High Heels

 

 

Helen Persson

HIGH HEELS

 

Heels have perhaps been the most constant feature on the fashion scene for over 400 years. Customers’ demand for higher and higher heels has also been the biggest challenge for their creators. Over the centuries, shoemakers have devised different solutions to elevating footwear. It was not until the mid-20th century – when the metal shank, the arch support and the steel spike through the centre of the heel were invented – that height could be achieved more easily. The most stratospheric heels, so far, of 17cm – including a thick platform – were on sale on the high street in the early 2010s.

It is worrying then that the maximum heel height to avoid causing lifelong damage to the wearer should apparently be a mere 6cm. Above this, and all the weight is projected on to the front of the foot, unbalancing the wearer, creating calluses, bunions and toe clawing, shortening the calf muscles and the Achilles tendon, and increasing risks of osteoarthritis and back problems. And those are only the long-term complications – just standing upright and somehow moving forward can be a more immediate challenge. Still, there are heels from the 1750s that rise to over 10cm, or an infamous pair of 1890s heels that measured 12cm. It’s obvious that comfort and practicalities have nothing to do with this obsession.

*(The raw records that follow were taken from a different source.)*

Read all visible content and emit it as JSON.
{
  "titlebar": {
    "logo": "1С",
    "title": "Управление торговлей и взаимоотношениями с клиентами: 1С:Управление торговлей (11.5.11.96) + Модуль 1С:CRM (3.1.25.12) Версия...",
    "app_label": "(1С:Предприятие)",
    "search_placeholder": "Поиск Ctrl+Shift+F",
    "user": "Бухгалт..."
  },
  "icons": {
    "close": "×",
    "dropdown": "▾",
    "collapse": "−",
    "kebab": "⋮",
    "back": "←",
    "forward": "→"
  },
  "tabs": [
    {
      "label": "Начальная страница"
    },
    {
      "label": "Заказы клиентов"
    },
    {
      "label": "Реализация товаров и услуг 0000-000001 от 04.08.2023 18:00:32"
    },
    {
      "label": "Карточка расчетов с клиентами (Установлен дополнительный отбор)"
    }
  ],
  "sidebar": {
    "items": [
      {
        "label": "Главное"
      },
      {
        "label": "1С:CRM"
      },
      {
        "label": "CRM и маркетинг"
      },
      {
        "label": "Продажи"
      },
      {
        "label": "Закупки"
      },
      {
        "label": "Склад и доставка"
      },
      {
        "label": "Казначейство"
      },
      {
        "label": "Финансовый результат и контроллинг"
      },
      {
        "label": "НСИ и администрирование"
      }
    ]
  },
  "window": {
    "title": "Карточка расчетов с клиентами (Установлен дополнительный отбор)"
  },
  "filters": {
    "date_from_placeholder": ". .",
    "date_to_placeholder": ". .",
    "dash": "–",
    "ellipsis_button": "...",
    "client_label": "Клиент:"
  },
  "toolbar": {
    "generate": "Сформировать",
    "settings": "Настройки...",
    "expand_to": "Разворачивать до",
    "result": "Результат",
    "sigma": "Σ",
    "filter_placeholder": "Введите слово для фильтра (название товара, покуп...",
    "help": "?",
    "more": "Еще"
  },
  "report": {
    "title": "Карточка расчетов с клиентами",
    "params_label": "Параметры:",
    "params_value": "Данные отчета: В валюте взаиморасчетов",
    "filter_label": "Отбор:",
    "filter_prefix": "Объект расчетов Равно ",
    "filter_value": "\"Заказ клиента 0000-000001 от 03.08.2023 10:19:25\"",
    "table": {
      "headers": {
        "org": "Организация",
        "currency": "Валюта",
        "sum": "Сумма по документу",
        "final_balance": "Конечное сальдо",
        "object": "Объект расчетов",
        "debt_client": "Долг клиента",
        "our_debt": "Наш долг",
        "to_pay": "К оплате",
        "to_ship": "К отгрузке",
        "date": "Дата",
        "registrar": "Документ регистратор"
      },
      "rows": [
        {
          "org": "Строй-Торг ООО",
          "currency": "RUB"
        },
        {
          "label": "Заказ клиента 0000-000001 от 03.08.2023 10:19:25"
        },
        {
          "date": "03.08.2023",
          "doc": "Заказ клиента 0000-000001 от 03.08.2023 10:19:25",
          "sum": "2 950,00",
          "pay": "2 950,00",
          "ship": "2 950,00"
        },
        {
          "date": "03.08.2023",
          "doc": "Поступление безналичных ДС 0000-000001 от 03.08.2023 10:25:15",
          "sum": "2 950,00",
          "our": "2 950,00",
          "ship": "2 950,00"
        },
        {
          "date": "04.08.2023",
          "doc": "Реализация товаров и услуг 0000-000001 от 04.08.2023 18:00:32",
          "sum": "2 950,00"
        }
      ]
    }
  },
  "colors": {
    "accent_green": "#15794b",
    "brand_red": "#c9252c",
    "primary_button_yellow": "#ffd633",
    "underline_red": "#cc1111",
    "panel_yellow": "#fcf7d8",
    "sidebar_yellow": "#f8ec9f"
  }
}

The heel originated as a practical and functional feature, and perhaps surprisingly it was men who started the trend. For centuries, men from western and central Asia had been wearing heeled footwear, enabling the foot to sit securely in the stirrup while riding, assisting their equestrian skills and fighting ability. Associated foremost with military might and masculinity, heels were enthusiastically adopted by European men during the second half of the 16th century. However, heels soon became purely fashionable, and upper-class women and children took to wearing them. Heels were of course alluringly impractical: their tendency to sink into the mud and to limit mobility served to declare the wearer as belonging to the upper echelons of society, with no concern for such normalities of life as working or indeed walking.

There was even a period when men in heels were considered sexy. In the coronation portrait of Charles II by John Michael Wright of about 1661, the king is wearing white ankle boots with astonishingly high red heels. But Charles is exuding power, masculinity and overt virility – and he was known to be lucky with the ladies. By 1700, though, there was a clear gender division in heels. Men’s had become lower, square and bulky, while women’s had gone slender and high. Since then, high heels have become the prime sartorial symbol of femininity.

Today, some women do express a sense of power when wearing heels, in the knowledge that many men like them. However, most men are not able to tell the difference between a pair of heels from Primark and a pair of Jimmy Choos. So, if wearing heels were intended purely to gain men’s approval, women could save a lot of money. But it is the Choos, Manolos or Louboutins women want. It is the pleasure of knowing that they are wearing the most desirable shoes available, and the satisfaction that an exclusive circle of fashionistas would, of course, recognise the shoes’ origin and share in the sense of secret privilege. It is also how such shoes make the wearer feel – the intense awareness of one’s body and how the gait and deportment change. But equally important, and deeply embedded in our psyche, are the historical connotations. The wearer of elaborate, luxurious and high-heeled shoes has a privileged and leisurely lifestyle.